Bloomberg’s Weisenthal: Still weird every day to put on a suit
Joe Weisenthal, the executive editor of news for Bloomberg Digital and the co-host of Bloomberg Televison’s “What’d You Miss?” and the podcast “Odd Lots,” spoke with the Longform podcast about his career.
On leaving Business Insider to join Bloomberg to host a television show, Weisenthal said, “If I don’t say yes to this, then I can never say yes to anything again because when else am I going to get a chance in life to co-host a TV show?
“Even if it’s terrible, and I’m terrible at it, and it’s cancelled after three months, and everyone thinks it’s awful, for the rest of my life, I’ll be able to say I co-hosted a cable TV show.
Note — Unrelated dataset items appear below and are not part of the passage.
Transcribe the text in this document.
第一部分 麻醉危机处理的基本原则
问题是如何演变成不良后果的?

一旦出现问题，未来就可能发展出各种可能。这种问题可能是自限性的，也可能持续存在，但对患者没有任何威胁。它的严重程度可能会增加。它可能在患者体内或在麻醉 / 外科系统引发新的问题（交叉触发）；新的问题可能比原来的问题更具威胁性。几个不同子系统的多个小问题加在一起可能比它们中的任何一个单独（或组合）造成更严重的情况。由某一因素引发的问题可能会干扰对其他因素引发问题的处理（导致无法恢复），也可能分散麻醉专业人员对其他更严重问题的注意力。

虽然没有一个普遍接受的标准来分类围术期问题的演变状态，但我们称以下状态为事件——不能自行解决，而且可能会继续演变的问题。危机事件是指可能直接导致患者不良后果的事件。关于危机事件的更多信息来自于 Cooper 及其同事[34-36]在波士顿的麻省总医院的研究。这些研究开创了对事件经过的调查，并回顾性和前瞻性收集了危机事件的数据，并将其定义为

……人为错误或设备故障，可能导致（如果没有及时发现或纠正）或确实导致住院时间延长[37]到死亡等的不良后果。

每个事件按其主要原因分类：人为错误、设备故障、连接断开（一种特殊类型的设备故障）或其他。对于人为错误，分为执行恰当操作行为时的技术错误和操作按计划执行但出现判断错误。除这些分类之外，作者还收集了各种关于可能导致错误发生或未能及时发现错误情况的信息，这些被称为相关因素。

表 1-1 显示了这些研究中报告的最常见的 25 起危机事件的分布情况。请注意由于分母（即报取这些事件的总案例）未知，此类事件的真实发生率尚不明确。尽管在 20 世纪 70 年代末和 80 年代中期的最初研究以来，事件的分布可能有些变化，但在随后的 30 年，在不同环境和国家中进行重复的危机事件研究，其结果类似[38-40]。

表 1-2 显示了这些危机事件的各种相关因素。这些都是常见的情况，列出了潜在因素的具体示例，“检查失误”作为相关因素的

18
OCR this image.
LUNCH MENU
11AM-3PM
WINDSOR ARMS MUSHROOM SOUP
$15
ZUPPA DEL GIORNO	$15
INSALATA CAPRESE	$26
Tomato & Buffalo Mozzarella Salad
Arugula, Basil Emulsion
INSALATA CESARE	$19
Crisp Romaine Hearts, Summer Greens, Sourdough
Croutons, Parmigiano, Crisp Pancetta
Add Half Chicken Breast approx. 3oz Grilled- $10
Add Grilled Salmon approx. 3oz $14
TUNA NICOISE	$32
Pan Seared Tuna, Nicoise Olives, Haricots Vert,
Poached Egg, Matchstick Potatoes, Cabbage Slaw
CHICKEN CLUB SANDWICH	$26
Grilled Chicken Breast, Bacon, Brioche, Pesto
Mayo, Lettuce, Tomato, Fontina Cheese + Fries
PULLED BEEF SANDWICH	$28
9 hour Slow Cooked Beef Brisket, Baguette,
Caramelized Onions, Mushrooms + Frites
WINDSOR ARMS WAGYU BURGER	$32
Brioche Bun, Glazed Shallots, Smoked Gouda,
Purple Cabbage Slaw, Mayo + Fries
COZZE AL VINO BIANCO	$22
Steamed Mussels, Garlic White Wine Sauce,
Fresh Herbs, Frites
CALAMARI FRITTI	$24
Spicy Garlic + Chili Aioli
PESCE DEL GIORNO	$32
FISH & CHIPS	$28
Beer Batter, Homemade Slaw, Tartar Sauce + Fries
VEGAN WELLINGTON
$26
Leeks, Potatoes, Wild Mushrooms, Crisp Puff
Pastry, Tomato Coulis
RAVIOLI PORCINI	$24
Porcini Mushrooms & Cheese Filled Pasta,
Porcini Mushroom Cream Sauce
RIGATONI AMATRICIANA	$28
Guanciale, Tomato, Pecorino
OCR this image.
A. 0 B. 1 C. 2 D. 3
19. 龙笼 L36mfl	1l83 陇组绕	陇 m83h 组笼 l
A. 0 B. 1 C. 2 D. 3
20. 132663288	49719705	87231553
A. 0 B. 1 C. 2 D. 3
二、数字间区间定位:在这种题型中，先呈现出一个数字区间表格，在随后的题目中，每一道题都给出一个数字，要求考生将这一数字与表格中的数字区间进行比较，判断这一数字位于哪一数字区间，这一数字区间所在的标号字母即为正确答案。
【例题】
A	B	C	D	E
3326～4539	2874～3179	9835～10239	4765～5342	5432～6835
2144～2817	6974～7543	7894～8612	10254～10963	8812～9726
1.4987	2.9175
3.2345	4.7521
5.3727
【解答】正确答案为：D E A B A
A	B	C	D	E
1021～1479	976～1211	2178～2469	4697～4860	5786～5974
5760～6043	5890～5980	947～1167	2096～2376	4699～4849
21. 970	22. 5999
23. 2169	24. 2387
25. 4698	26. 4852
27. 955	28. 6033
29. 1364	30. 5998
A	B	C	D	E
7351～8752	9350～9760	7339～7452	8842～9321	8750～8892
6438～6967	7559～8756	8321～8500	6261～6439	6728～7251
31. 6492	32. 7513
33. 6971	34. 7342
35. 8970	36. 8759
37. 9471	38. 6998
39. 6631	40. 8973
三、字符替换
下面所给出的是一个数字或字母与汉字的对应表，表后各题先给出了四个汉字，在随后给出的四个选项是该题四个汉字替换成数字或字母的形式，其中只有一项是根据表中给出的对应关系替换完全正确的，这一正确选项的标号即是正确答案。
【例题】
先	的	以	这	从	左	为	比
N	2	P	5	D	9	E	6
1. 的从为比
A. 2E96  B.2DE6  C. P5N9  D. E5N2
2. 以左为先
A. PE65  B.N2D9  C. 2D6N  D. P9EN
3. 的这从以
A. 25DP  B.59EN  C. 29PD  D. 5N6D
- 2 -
And so I was like, you know what, I have to say yes to this.”
Weisenthal said he never thought he would get into journalism while in high school but was always interested in markets. He graduated from the University of Texas in 2002 in international relations but didn’t start writing about finance until 2008.
He moved to New York in 2004 to work for a small market research firm. A year later, he started writing a blog about markets and economics topics as a way to keep on top of the news.
“I would dread going back and looking at those early posts,” said Weisenthal about the blog, which was called TheStalwart.com.
He joined Business Insider in 2008 and started reading tons of sell-side research from Wall Street firms on various economics and markets topics. They were important to Weisenthal to get a feel for the story lines about the economy and began to emulate the tone and pace of the reports, which were aimed at traders.
“They’re media creators,” said Weisenthal. “They’re in the same business that we are.”
Weisenthal, however, wanted to be more enthusiastic in his writing, getting excited about the upcoming jobs report or a Bank of Japan decision.
In late 2009 or early 2010, Weisenthal realized that the economic crisis was coming to an end, and the basic Business Insider stories weren’t working anymore. So he started to write more about his own opinions, and Business Insider tried to hire more reporters like Weisenthal.
“We were all beginners at it, and it was really hard to manufacture it,” said Weisenthal. He said Business Insider had a “brutal culture” of eliminating content that wasn’t getting readership.
Weisenthal left Business Insider, where he rarely wore anything more than a T-shirt, for Bloomberg in 2014.
“It’s weird every day putting on a suit,” said Weisenthal.